Blunt described his campaign’s “very clear pledges” towards the improvement of public education in the state.
Both candidates are making education a priority in their platforms. Increasing the efficiency and amount of school funding is a policy both candidates are pushing for the November elections.
Claire McCaskill, the Democratic candidate for governor and current state auditor, promises that school districts will be audited once every three years and that the formula used to allocate school funding will be reworked.
“Once dollars have been approved, that’s dollars they are going to receive,” Blunt said about funding the state’s school districts.

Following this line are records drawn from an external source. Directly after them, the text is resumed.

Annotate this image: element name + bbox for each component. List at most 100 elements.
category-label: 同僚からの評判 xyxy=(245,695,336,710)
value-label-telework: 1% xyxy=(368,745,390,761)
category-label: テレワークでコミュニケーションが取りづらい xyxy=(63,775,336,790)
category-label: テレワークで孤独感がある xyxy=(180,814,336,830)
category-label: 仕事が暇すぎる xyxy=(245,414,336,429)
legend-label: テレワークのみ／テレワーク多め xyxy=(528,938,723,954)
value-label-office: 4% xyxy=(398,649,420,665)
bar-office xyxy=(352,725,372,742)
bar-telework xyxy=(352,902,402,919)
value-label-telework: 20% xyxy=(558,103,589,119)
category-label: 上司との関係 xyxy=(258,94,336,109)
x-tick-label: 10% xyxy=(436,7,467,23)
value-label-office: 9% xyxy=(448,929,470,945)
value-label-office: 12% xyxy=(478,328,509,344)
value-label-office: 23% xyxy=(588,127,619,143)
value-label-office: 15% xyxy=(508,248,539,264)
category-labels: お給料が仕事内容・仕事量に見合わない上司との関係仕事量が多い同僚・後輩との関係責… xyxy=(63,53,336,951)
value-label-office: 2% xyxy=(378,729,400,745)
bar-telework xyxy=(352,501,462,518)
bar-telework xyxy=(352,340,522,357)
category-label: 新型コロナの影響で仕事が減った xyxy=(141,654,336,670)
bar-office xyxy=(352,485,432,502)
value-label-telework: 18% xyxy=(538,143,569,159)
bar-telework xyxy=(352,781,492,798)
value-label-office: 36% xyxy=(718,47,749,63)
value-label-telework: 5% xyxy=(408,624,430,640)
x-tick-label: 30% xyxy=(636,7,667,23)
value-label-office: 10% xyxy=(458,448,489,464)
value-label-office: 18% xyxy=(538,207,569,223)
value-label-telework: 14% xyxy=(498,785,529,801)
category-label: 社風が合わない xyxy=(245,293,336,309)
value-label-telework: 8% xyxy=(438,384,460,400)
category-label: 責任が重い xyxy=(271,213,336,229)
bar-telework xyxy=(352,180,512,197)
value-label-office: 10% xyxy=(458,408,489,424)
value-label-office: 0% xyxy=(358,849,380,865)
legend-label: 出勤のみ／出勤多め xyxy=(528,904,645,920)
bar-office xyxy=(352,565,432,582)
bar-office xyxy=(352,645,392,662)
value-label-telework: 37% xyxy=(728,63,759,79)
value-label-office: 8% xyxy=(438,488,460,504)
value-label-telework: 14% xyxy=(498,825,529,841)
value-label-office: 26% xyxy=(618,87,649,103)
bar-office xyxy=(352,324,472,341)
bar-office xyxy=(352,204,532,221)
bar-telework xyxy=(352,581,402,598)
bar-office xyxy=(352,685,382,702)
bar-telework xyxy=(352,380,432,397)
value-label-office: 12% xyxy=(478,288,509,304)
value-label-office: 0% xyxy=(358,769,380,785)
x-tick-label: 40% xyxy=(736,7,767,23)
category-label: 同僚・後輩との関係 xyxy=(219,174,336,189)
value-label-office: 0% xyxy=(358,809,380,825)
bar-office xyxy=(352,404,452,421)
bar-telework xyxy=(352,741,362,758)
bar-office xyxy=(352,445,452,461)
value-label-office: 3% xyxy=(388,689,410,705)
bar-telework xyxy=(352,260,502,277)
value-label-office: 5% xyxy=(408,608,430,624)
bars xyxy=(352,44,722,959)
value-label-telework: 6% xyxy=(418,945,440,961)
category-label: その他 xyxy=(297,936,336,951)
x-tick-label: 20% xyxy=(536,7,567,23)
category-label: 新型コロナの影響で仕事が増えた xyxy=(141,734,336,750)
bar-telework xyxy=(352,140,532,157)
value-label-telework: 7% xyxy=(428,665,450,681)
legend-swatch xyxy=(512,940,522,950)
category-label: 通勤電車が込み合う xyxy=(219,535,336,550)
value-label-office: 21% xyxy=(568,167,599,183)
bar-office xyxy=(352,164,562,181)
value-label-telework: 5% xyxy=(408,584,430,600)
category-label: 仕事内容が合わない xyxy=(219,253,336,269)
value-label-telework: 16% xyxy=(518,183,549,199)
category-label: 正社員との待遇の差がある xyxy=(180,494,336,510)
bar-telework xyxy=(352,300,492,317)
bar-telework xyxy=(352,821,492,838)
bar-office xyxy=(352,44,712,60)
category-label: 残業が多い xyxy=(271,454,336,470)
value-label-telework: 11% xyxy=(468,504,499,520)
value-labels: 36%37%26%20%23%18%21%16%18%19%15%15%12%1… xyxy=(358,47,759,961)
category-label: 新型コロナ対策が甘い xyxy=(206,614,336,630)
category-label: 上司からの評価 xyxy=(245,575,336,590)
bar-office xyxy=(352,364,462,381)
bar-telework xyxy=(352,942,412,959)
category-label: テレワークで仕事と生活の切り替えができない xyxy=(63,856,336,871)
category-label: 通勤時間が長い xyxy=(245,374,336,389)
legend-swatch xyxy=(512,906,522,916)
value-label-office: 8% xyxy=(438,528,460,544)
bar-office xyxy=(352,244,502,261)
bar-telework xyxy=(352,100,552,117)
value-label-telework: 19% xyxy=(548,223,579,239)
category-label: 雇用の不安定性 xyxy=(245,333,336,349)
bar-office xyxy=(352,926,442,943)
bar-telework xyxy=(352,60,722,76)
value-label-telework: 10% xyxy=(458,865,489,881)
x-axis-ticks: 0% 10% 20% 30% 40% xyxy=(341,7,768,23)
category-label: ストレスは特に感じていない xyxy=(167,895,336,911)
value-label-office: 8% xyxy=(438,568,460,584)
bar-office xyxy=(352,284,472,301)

The constitutionality of the equity and adequacy of the funding Missouri’s schools receive through the foundation formula is being challenged in the Cole County Circuit Court.
In his Wednesday evening speech Blunt, who is currently serving as Secretary of State, promised he will fulfill his promises — something he said his opponent did not do once she assumed the office of the auditor.
Blunt’s promises include plans to control the taxation of Missouri citizens, reforming medical malpractice laws that make the state one of 18 crisis states in the nation and seeking revenue in what he called spurt economic growth. He described revenue for Missouri in the form of jobs and the overall strengthening of the economy.
He also addressed a need to implement litigation reform and reaffirmed his position supporting rights guaranteed in the second amendment.